Today I also found myself thinking about, and looking into articles on the meaning of the word “Aloha.” It too has suffered the same fate as Shalom. Aloha doesn’t mean hello and goodbye, it means—well, Aloha.
There seem to be about as many different ideas about how to interpret the word as there are articles about it on the internet, but the essence seems to be that it conveys an understanding of our place in the universe, and what that calls upon us to try to be. It conveys something like “my best self and my purest intentions greet your best self and your purest intentions.” It says “I see and honor you.” There’s something about the real and deeper meaning of the word that requires us to step up and be worthy of the wonderful privilege of life—to love our Mother Earth and to not squander our days or our gifts.
There’s something Hawaiians call the Aloha Spirit, but the word “spirit” is so often trivialized as well. We’re not talking rah-rah, or friskiness or any of the other things we might call “spirited.” Aloha Spirit calls up the deeper meaning of that most powerful of words, the force that as Wordsworth put it, “rolls through all things,” and is at the core of all our beings.
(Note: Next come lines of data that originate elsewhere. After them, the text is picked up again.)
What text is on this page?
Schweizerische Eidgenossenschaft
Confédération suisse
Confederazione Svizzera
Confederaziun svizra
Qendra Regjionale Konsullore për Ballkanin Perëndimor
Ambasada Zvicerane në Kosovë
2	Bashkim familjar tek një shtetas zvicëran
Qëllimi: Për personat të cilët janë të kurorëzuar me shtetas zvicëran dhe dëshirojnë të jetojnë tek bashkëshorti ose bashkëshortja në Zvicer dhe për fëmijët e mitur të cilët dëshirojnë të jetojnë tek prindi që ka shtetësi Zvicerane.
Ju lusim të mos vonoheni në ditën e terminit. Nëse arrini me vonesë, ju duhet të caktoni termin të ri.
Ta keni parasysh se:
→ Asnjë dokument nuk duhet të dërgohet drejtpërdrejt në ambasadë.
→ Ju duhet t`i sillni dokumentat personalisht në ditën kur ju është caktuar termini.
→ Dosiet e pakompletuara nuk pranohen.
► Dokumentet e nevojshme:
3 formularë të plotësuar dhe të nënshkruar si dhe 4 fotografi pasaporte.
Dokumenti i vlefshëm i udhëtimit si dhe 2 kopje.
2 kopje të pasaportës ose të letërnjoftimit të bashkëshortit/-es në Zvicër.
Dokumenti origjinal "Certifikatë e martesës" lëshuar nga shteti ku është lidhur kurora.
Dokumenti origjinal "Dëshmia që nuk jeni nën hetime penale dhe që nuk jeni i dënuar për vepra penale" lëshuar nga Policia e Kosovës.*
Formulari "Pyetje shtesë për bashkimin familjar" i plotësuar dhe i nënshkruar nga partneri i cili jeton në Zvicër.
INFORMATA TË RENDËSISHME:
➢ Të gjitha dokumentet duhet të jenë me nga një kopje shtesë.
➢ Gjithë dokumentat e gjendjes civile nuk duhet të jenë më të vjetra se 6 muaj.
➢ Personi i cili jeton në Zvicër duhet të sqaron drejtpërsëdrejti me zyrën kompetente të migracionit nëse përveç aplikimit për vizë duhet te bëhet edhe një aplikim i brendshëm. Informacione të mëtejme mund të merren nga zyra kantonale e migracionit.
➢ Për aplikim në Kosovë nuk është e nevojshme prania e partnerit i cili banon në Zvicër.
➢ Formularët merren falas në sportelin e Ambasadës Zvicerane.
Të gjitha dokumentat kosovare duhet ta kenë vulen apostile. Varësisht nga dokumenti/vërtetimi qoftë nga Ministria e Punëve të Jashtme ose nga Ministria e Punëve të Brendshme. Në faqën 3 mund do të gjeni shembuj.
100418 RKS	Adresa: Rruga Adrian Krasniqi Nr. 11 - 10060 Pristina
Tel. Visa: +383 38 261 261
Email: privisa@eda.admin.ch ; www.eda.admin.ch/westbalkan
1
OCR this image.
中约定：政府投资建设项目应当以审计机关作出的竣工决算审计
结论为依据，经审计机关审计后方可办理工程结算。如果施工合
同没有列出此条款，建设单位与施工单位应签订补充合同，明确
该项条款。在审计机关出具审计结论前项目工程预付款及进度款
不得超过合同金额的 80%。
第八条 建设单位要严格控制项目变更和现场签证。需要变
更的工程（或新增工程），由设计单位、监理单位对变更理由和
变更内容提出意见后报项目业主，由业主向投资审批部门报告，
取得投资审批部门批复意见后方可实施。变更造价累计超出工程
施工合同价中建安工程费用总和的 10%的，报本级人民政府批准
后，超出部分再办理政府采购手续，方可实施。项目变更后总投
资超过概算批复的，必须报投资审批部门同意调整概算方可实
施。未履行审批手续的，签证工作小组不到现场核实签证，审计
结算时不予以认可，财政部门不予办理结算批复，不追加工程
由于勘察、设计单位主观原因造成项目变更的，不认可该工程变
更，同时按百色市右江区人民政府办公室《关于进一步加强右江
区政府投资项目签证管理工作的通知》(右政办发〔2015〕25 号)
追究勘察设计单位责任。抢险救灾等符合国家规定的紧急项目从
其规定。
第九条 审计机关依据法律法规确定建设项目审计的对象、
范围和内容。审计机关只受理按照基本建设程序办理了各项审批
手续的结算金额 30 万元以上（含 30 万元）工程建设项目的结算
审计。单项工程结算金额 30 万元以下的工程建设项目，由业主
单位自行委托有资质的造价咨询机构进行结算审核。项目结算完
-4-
So while I am in Hawaii I am going to be mindful of this word and not just throw it around. If I say it, I am going to mean it the right way. I want to belong to it and it to me if I use it, as it does in the Aloha tradition indigenous Hawaiians did not allow to be lost, as it does for those who raised up the wonderful symbol of all their strengths in making Hokule’a a reality, and who built this beautiful culture it is my good fortune to glimpse.